Groundbreaking Discovery: How the APOE4 Gene Affects Brain Health Before Alzheimer's Symptoms Emerge

A team of researchers in the United States has made a significant breakthrough in understanding Alzheimer's disease, observing how the APOE4 gene, a known genetic risk factor, impacts the brain long before the first signs of memory loss appear. This finding, published in the prestigious journal Nature Aging, reveals an early and crucial mechanism that could redefine prevention and treatment strategies for this devastating neurodegenerative disease.

The APOE4 Gene and Its Early Effects

The APOE4 gene is widely recognized as the most potent genetic risk factor for late-onset Alzheimer's disease. It is estimated that between 60% and 75% of individuals who develop Alzheimer's carry this gene, and approximately one in four people in the general population possess it, often unknowingly. This high prevalence underscores the urgency of understanding its biological mechanisms.

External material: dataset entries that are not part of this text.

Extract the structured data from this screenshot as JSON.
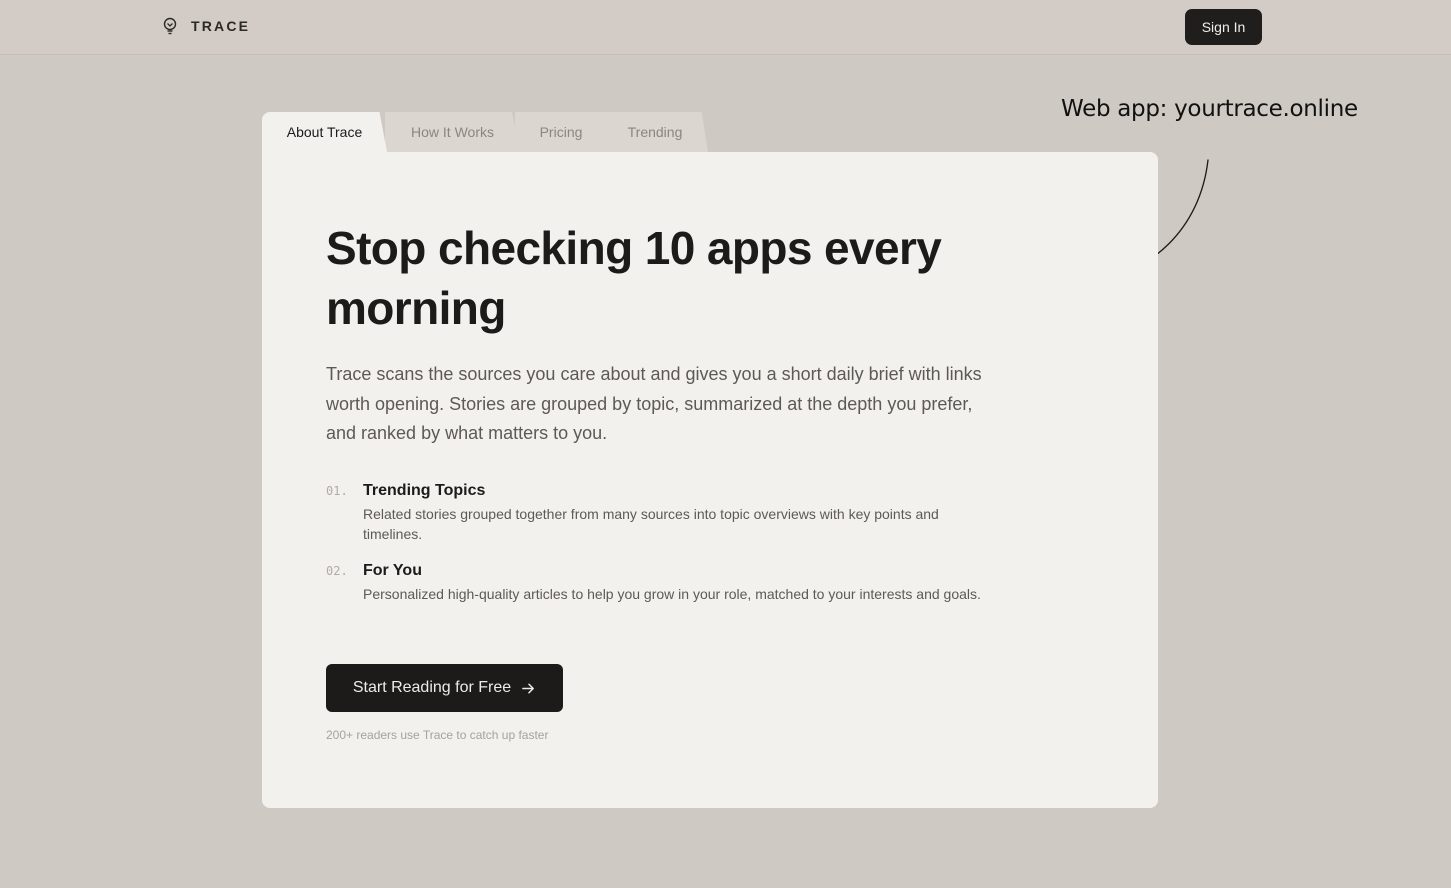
{
  "header": {
    "brand": "TRACE",
    "logo_icon": "bulb-icon",
    "sign_in_label": "Sign In"
  },
  "annotation": {
    "text": "Web app: yourtrace.online",
    "arrow_icon": "hand-drawn-arrow-icon"
  },
  "tabs": [
    {
      "label": "About Trace",
      "active": true
    },
    {
      "label": "How It Works",
      "active": false
    },
    {
      "label": "Pricing",
      "active": false
    },
    {
      "label": "Trending",
      "active": false
    }
  ],
  "hero": {
    "headline": "Stop checking 10 apps every morning",
    "intro": "Trace scans the sources you care about and gives you a short daily brief with links worth opening. Stories are grouped by topic, summarized at the depth you prefer, and ranked by what matters to you."
  },
  "features": [
    {
      "number": "01.",
      "title": "Trending Topics",
      "description": "Related stories grouped together from many sources into topic overviews with key points and timelines."
    },
    {
      "number": "02.",
      "title": "For You",
      "description": "Personalized high-quality articles to help you grow in your role, matched to your interests and goals."
    }
  ],
  "cta": {
    "label": "Start Reading for Free",
    "icon": "arrow-right-icon"
  },
  "social_proof": "200+ readers use Trace to catch up faster",
  "colors": {
    "page_background": "#cec9c2",
    "card_background": "#f2f1ee",
    "primary_button": "#1c1b1a"
  }
}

Scientists at the Gladstone Institute discovered that individuals who inherit the APOE4 gene produce exaggerated amounts of a specific protein called Nell2. This overproduction does not wait for old age or the first memory lapses; changes in neuron size and activity begin to manifest from a young age, particularly affecting the hippocampus, a brain region vital for memory formation and storage.

The Crucial Role of the Nell2 Protein

The research detailed how the excess Nell2 protein is primarily responsible for the observed alterations. In the presence of APOE4, neurons in the hippocampus become smaller and exhibit excessive activity, a phenomenon initially observed in mice genetically engineered to carry the human APOE4 gene. Although the study was conducted in animal models, the clues strongly suggest that a similar process occurs in the human brain. This discovery is fundamental because, until now, the direct relationship between APOE4 and Nell2 had not been studied, even though previous work had already linked elevated Nell2 levels with impaired cognitive function in Alzheimer's patients.

Neuronal Hyperactivity: An Early Warning Sign

The team, led by Drs. Yadong Huang and Misha Zilberter, set out to investigate the brain events that precede the disease's progression. By analyzing the brain activity of young APOE4 mice, they detected that certain areas of the hippocampus showed remarkable hyperactivity, a pattern absent in animals without this gene. Dennis Tabuena, one of the study's authors, emphasized the importance of this finding by explaining that the intensity of this hyperactivity in young mice predicted poorer performance in memory and spatial orientation tests as the animals aged. This indicates that neuronal damage begins long before it is clinically evident and that progression differs significantly between gene variants: with APOE3, a less risky version, hyperactivity took much longer to appear.

Implications for Treatment and Future Research

One of the most promising revelations of the study is the reversibility of these effects. The researchers demonstrated that by using gene-editing techniques to lower Nell2 levels in the hippocampus of adult APOE4 mice, neuron size normalized, and brain activity stabilized. This recovery was not dependent on the animals' age, which opens a window of hope for the development of treatments that could be effective even after pathological changes have begun. Furthermore, the study clarified that the detrimental effect of the APOE4 gene resides intrinsically within the neurons themselves, rather than in supporting cells called astrocytes—a crucial detail for future research and the design of targeted therapies.

This finding represents a giant leap in understanding the early mechanisms of Alzheimer's. By identifying Nell2 as a key mediator of APOE4's effects, scientists have uncovered a new pathway for therapeutic intervention. The possibility of normalizing neuronal function by modulating Nell2 levels, even in adult stages, offers an exciting prospect for developing drugs or gene therapies that could prevent or delay the progression of Alzheimer's disease in millions of people worldwide.